Márk Nemes, subdirector de CESNUR, habló sobre los efectos de la persecución continua contra las religiones minoritarias. Señaló investigaciones académicas recientes en congregaciones de Shincheonji en Europa, Argentina y Australia, que encontraron un preocupante aumento de la hostilidad hacia el movimiento religioso pacífico. Nemes enfatizó que Shincheonji es un movimiento global y que la persecución desproporcionada en Corea del Sur afecta a los fieles en el extranjero, cuyas libertades están consagradas en los artículos 18 y 19 del PIDCP.

Massimo Introvigne, director gerente de CESNUR y editor jefe de Bitter Winter, dijo que Corea del Sur "ha cruzado una línea preocupante" al arrestar al presidente Lee.

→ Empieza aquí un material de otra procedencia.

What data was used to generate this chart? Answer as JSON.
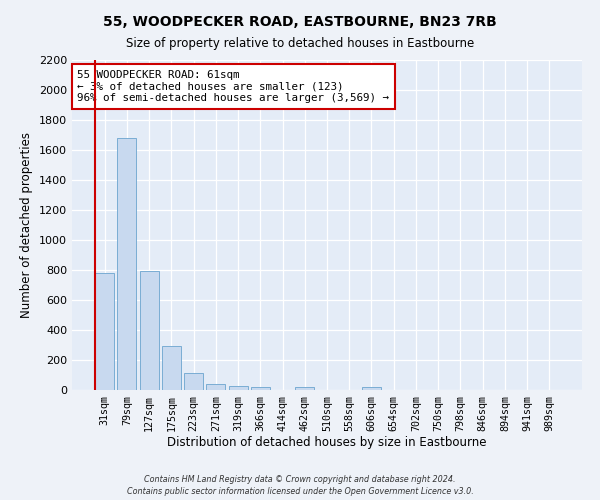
{
  "title": "55, WOODPECKER ROAD, EASTBOURNE, BN23 7RB",
  "subtitle": "Size of property relative to detached houses in Eastbourne",
  "xlabel": "Distribution of detached houses by size in Eastbourne",
  "ylabel": "Number of detached properties",
  "categories": [
    "31sqm",
    "79sqm",
    "127sqm",
    "175sqm",
    "223sqm",
    "271sqm",
    "319sqm",
    "366sqm",
    "414sqm",
    "462sqm",
    "510sqm",
    "558sqm",
    "606sqm",
    "654sqm",
    "702sqm",
    "750sqm",
    "798sqm",
    "846sqm",
    "894sqm",
    "941sqm",
    "989sqm"
  ],
  "values": [
    780,
    1680,
    795,
    295,
    113,
    38,
    25,
    20,
    0,
    20,
    0,
    0,
    20,
    0,
    0,
    0,
    0,
    0,
    0,
    0,
    0
  ],
  "bar_color": "#c8d9ef",
  "bar_edge_color": "#7aadd4",
  "vline_color": "#cc0000",
  "annotation_line1": "55 WOODPECKER ROAD: 61sqm",
  "annotation_line2": "← 3% of detached houses are smaller (123)",
  "annotation_line3": "96% of semi-detached houses are larger (3,569) →",
  "annotation_box_color": "#cc0000",
  "ylim": [
    0,
    2200
  ],
  "yticks": [
    0,
    200,
    400,
    600,
    800,
    1000,
    1200,
    1400,
    1600,
    1800,
    2000,
    2200
  ],
  "footer1": "Contains HM Land Registry data © Crown copyright and database right 2024.",
  "footer2": "Contains public sector information licensed under the Open Government Licence v3.0.",
  "bg_color": "#eef2f8",
  "plot_bg_color": "#e4ecf7"
}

Argumentó que las normas internacionales, como las Reglas de Mandela, recomendarían el arresto domiciliario en lugar del encarcelamiento para una persona de 95 años acusada de un delito no violento. Introvigne describió los cargos como "legal y conceptualmente sobrecargados" y advirtió que el caso se ajusta a un patrón más amplio de presión contra las religiones minoritarias.

Las organizaciones también destacaron las preocupaciones persistentes sobre la Iglesia Segero en Busan, que supuestamente ha enfrentado acoso y escrutinio oficial incluso después de que el pastor Son Hyun-bo fuera liberado de la detención. Otros problemas incluyen la objeción de conciencia, la hostilidad pública hacia un proyecto de mezquita en Daegu y la acomodación religiosa en entornos educativos. HRWF ha documentado el encarcelamiento de cientos de testigos de Jehová como objetores de conciencia, y los críticos mantienen que el servicio civil alternativo es punitivo, requiriendo 36 meses de servicio en centros penitenciarios, el doble de la duración del servicio militar regular.

Los grupos instaron a las autoridades surcoreanas, a los medios de comunicación y a la comunidad internacional a examinar estos acontecimientos con especial atención al debido proceso, la proporcionalidad y la protección igualitaria de los derechos fundamentales. Al concluir la conferencia de prensa, los académicos firmaron una carta oficial pidiendo al Gobierno de la República de Corea que libere inmediatamente al presidente Lee de la custodia.